本実施形態の硫化水素製造装置を用いた製造プロセスにより得られる硫化水素を用いて硫化されることにより得られた硫化物は、例えば、電池用の正極活物質、負極活物質、固体電解質材料、化学薬品の中間原料として好適に用いることができる。
【実施例0101】
(実施例1)
第2実施形態で説明した
図4の硫化水素製造装置を作製した。
【0102】
硫化水素製造装置の作成に用いた各部材は下記の通りである。
・反応器3 アルミニウムで内壁がカロライジング処理されたSUS316L製反応管(内径133.8mm高さ672mm)
・水素供給管5 アルミニウムで内壁がカロライジング処理されたSUS316L製パイプ(直径15mm長さ750mm)
・触媒支持部材6 アルミニウム製パンチングメタル(直径133mm、厚み0.5mm、孔径0.5mm、孔径の面積比27.9%)
・断熱部材7 アルミニウム製パンチングメタル(直径133mm、厚み1.5mm、孔径5mm、孔径の面積比32.1%)1枚と、アルミニウム製パンチングメタル(直径133mm、厚み0.5mm、孔径0.5mm、孔径の面積比27.9%)1枚とを8mm間隔で重ねたもの
・伝熱部材22 アルミニウム製板材(直径133mm、厚み20mm、孔径5mm、孔径の面積比8.3%)
【0103】
反応器3に硫黄520gを充填し、硫黄を充填した上部に伝熱部材22を配置した。伝熱部材22の上部に触媒支持部材6を配置し、触媒支持部材6上に活性アルミナ(直径1~2mm、比表面積270m2/g)1.1kgを充填した。活性アルミナを充填した上部に断熱部材7を配置した。
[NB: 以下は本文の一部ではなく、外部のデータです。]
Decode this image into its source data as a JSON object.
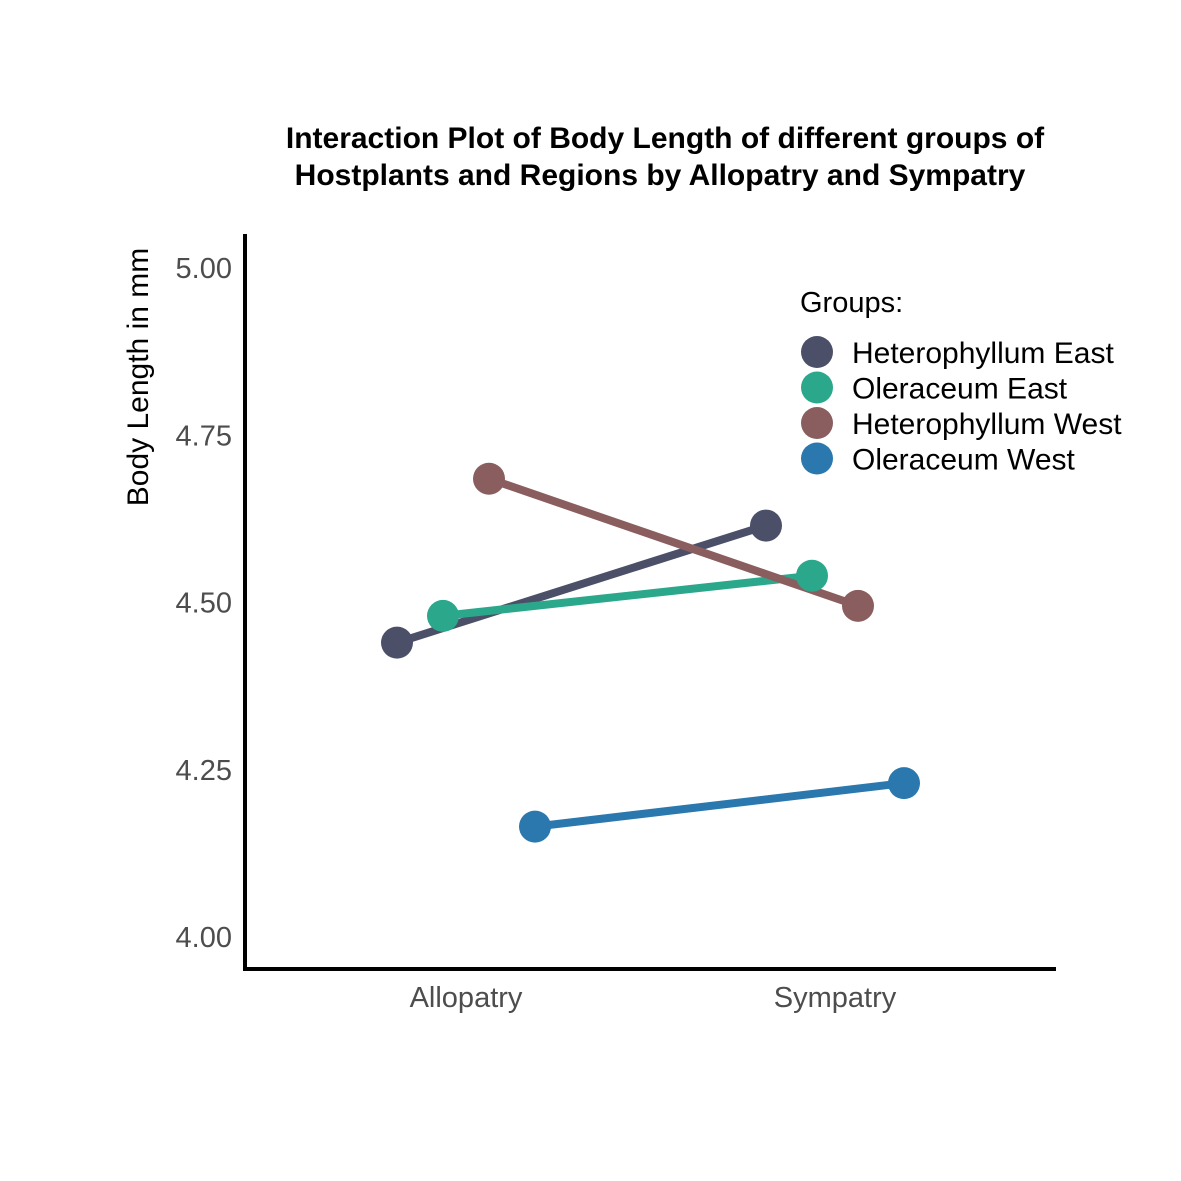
{
  "chart_data": {
    "type": "line",
    "title_lines": [
      "Interaction Plot of Body Length of different groups of",
      "Hostplants and Regions by Allopatry and Sympatry"
    ],
    "xlabel": "",
    "ylabel": "Body Length in mm",
    "categories": [
      "Allopatry",
      "Sympatry"
    ],
    "ylim": [
      3.95,
      5.05
    ],
    "yticks": [
      4.0,
      4.25,
      4.5,
      4.75,
      5.0
    ],
    "ytick_labels": [
      "4.00",
      "4.25",
      "4.50",
      "4.75",
      "5.00"
    ],
    "grid": false,
    "legend": {
      "title": "Groups:",
      "position": "top-right"
    },
    "series": [
      {
        "name": "Heterophyllum East",
        "color": "#4b5068",
        "values": [
          4.44,
          4.615
        ]
      },
      {
        "name": "Oleraceum East",
        "color": "#2ba88c",
        "values": [
          4.48,
          4.54
        ]
      },
      {
        "name": "Heterophyllum West",
        "color": "#8a5e5e",
        "values": [
          4.685,
          4.495
        ]
      },
      {
        "name": "Oleraceum West",
        "color": "#2a78ad",
        "values": [
          4.165,
          4.23
        ]
      }
    ]
  }
}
反応器3上方から温度センサ15を貫通させ、温度センサ15の先端は反応器3底面に到達するようにした。温度センサ15は反応器3の水平方向中心部を貫通するようにした。また、反応器3上方から水素供給管5を貫通させ、水素供給管5の水素供給口500は液体硫黄充填部2に到達するようにした。
【0104】
次いで、水素供給管5から液体硫黄充填部2に水素ガスを流量1.0L/minで導入した。次いで、マントルヒーター4の温度を200℃、ジャケットヒーター9の温度を400℃にし、液体硫黄充填部2と触媒充填部8をそれぞれ加熱した。これにより、水素ガスと硫黄蒸気とを反応させ、硫化水素ガスを発生させた。
【0105】
(比較例1)
断熱部材7と伝熱部材22とを除いた以外は実施例1と同様にして硫化水素製造装置31を作製し、硫化水素ガスを発生させた。硫化水素製造装置31の構成を
図5に示す。
【0106】
実施例1および比較例1の硫化水素製造装置において、加熱開始から150分経過後に温度センサ15で測定された反応器3の各領域の温度を
図6に示す。
【0107】
図6によると、断熱部材および伝熱部材を備える実施例1の硫化水素製造装置では、触媒充填部の温度が400℃を超えていた。一方、断熱部材および伝熱部材を備えない比較例1の硫化水素製造装置では、触媒充填部の温度が実施例1と比較して低く、400℃を下回っていた。このことから、本実施形態の硫化水素製造装置は、触媒充填部の内部が高い温度で維持されるため、硫化水素を高い効率で安定的に生産できるものと解される。